Exosomes and other extracellular vesicles (EVs) play a critical role in intracellular communication during bacterial infections. Electric vehicles can carry both host and bacterial components that, when taken up by target cells, can induce a protective response in the host or promote the survival and spread of the bacterial pathogen. Some applications of exosomes are used as therapeutic vehicles in infections. The innate immune system plays a crucial role in defending the host against viral and microbial infections.
Exosomes constitute a subset of extracellular vesicles (EVs) that can be released by nearly all cell types. Because of their ability to protect the payload from degradation and prevent the immune system from recognizing and then eliminating them, exosomes efficiently transport functional components to recipient cells. Accumulated evidence has recently demonstrated that exosomes derived from tumor cells, host cells, and even bacteria and parasites mediate communication between the invader and innate immune cells and, therefore, play an irreplaceable role in the dissemination of pathogens and molecules derived from donor cells, modulating the host's innate immune responses. In this review, we describe the current understanding of electric vehicles (focusing primarily on exosomes) and summarize and discuss their crucial roles in determining innate immune responses. In addition, we discuss the potential of using exosomes as biomarkers and cancer vaccines in diagnostic and therapeutic applications.
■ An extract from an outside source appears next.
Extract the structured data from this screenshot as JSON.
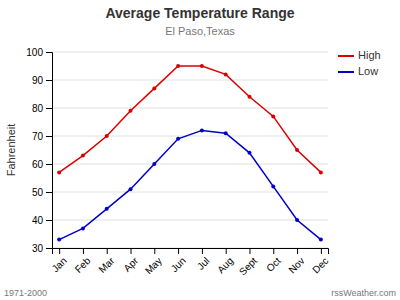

Extensive evidence indicates that a variety of cells, including stem cells, release exosomes and exert therapeutic properties in viral, bacterial, parasitic and fungal infections, which will be discussed later. The challenges posed by this cell-free treatment, which could be applied as a therapeutic alternative to stem cells for transfer from the laboratory to the bed, were also emphasized. Interleukin-1b (IL-1b), being a serious pro-inflammatory cytokine, increases in the early stages of sepsis and is implicated in the severity and evolution of organ dysfunction. Exosomes also contain mRNA and non-coding RNA (ncRNA), including microRNA (miRNA), small nuclear RNAs (snRNA), transfer RNA (tRNA), and Y RNA.
In fact, it is an urgent task to comprehensively map the composition of exosomes from different origins, and a great deal of effort is required to achieve a consensus on the biochemical definition and classification of electric vehicle subpopulations and to determine the cellular signals or events that determine their size and charge composition. For example, the ability of electric vehicles to selectively deliver molecules to specific recipient cell types has significant potential for the delivery of small molecules and other therapeutic agents. Currently, there is only one active clinical study (NCT0427698) that explicitly investigates the therapeutic potential of MSC-derived exosomes for the treatment of SARS-CoV-2-associated pneumonia. In addition, the possibility that exosomes elicit an immune response, especially when they come from other species, raises concerns about possible negative immune reactions.
In in vivo studies, M1 macrophage exosomes directly increase the proportion of IFN-gamma and IL-17-producing CD4+ T cells in the lymph nodes and spleen, thus promoting the progression of EAN. After B cell-derived exosomes bind to FDCs, the MHC-II molecules are expressed through a dressing phenomenon on their surface. A study was conducted to develop exosome-based nanovesicles loaded with the antibacterial agent linezolid for use against intracellular infections. of pathogenic bacteria.
In one of the trials, an exosome-based therapeutic drug carrying CD24 effectively completed phase 1 studies. Exosomes derived from tumor-associated macrophages promote gastric cancer cell migration through the transfer of functional apolipoprotein E. Exosomes derived from active T cells increase the expression of ICAM-1 and Mac-1 (macrophage 1 antigen) in monocytes. Mast cell-derived exosomes carry external antigens with the HSP-60 and HSC-70 complexes and can play a variety of roles under different conditions.